Ringfort (Rath), Doonarah, Co. Leitrim
Co. Leitrim |
Ringforts
On the south-east-facing slope of a drumlin in County Leitrim, an old orchard grows inside what was once a defended enclosure.
The fruit trees and surrounding hedge have quietly domesticated a site that, a thousand or more years ago, served a very different purpose. There is no visible ditch, no obvious entrance, and little to suggest to a casual visitor that the gently levelled ground beneath the trees is anything other than a convenient patch of land put to agricultural use.

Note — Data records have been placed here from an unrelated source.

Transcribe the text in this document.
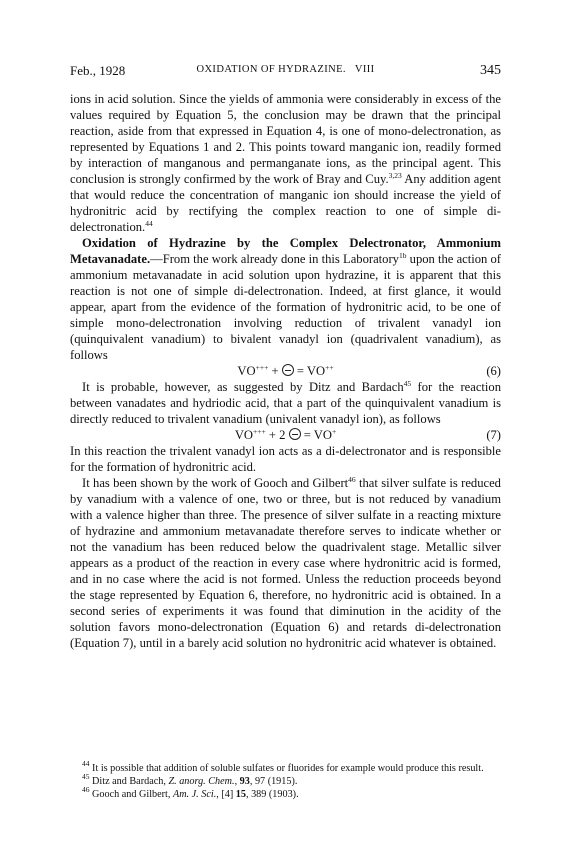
Feb., 1928	OXIDATION OF HYDRAZINE.   VIII	345

ions in acid solution. Since the yields of ammonia were considerably in excess of the values required by Equation 5, the conclusion may be drawn that the principal reaction, aside from that expressed in Equation 4, is one of mono-delectronation, as represented by Equations 1 and 2. This points toward manganic ion, readily formed by interaction of manganous and permanganate ions, as the principal agent. This conclusion is strongly confirmed by the work of Bray and Cuy.$^{3,23}$ Any addition agent that would reduce the concentration of manganic ion should increase the yield of hydronitric acid by rectifying the complex reaction to one of simple di-delectronation.$^{44}$

Oxidation of Hydrazine by the Complex Delectronator, Ammonium Metavanadate.—From the work already done in this Laboratory$^{1b}$ upon the action of ammonium metavanadate in acid solution upon hydrazine, it is apparent that this reaction is not one of simple di-delectronation. Indeed, at first glance, it would appear, apart from the evidence of the formation of hydronitric acid, to be one of simple mono-delectronation involving reduction of trivalent vanadyl ion (quinquivalent vanadium) to bivalent vanadyl ion (quadrivalent vanadium), as follows

VO+++ +  = VO++	(6)

It is probable, however, as suggested by Ditz and Bardach$^{45}$ for the reaction between vanadates and hydriodic acid, that a part of the quinquivalent vanadium is directly reduced to trivalent vanadium (univalent vanadyl ion), as follows

VO+++ + 2  = VO+	(7)

In this reaction the trivalent vanadyl ion acts as a di-delectronator and is responsible for the formation of hydronitric acid.

It has been shown by the work of Gooch and Gilbert$^{46}$ that silver sulfate is reduced by vanadium with a valence of one, two or three, but is not reduced by vanadium with a valence higher than three. The presence of silver sulfate in a reacting mixture of hydrazine and ammonium metavanadate therefore serves to indicate whether or not the vanadium has been reduced below the quadrivalent stage. Metallic silver appears as a product of the reaction in every case where hydronitric acid is formed, and in no case where the acid is not formed. Unless the reduction proceeds beyond the stage represented by Equation 6, therefore, no hydronitric acid is obtained. In a second series of experiments it was found that diminution in the acidity of the solution favors mono-delectronation (Equation 6) and retards di-delectronation (Equation 7), until in a barely acid solution no hydronitric acid whatever is obtained.

$^{44}$ It is possible that addition of soluble sulfates or fluorides for example would produce this result.

$^{45}$ Ditz and Bardach, Z. anorg. Chem., 93, 97 (1915).

$^{46}$ Gooch and Gilbert, Am. J. Sci., [4] 15, 389 (1903).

The site is a rath, a type of ringfort common across early medieval Ireland, typically consisting of a circular earthen bank and outer ditch enclosing a farmstead or high-status dwelling. Here, what survives is a circular platform roughly 30.5 metres in diameter, defined by a scarp, a low stepped or sloping edge, about a metre in height. The fosse, the defensive ditch that would normally ring such an enclosure, has either been filled in or eroded beyond recognition, and no original entrance can be identified. The site appears on the 1911 edition of the Ordnance Survey six-inch map as a circular hachured feature, named in gothic lettering simply as "Doonarah", which likely preserves the Irish place-name associated with the fort itself. That it was recorded at all on that edition of the map, rather than earlier ones, may reflect how thoroughly the earthwork had already merged into the working landscape by the late nineteenth century.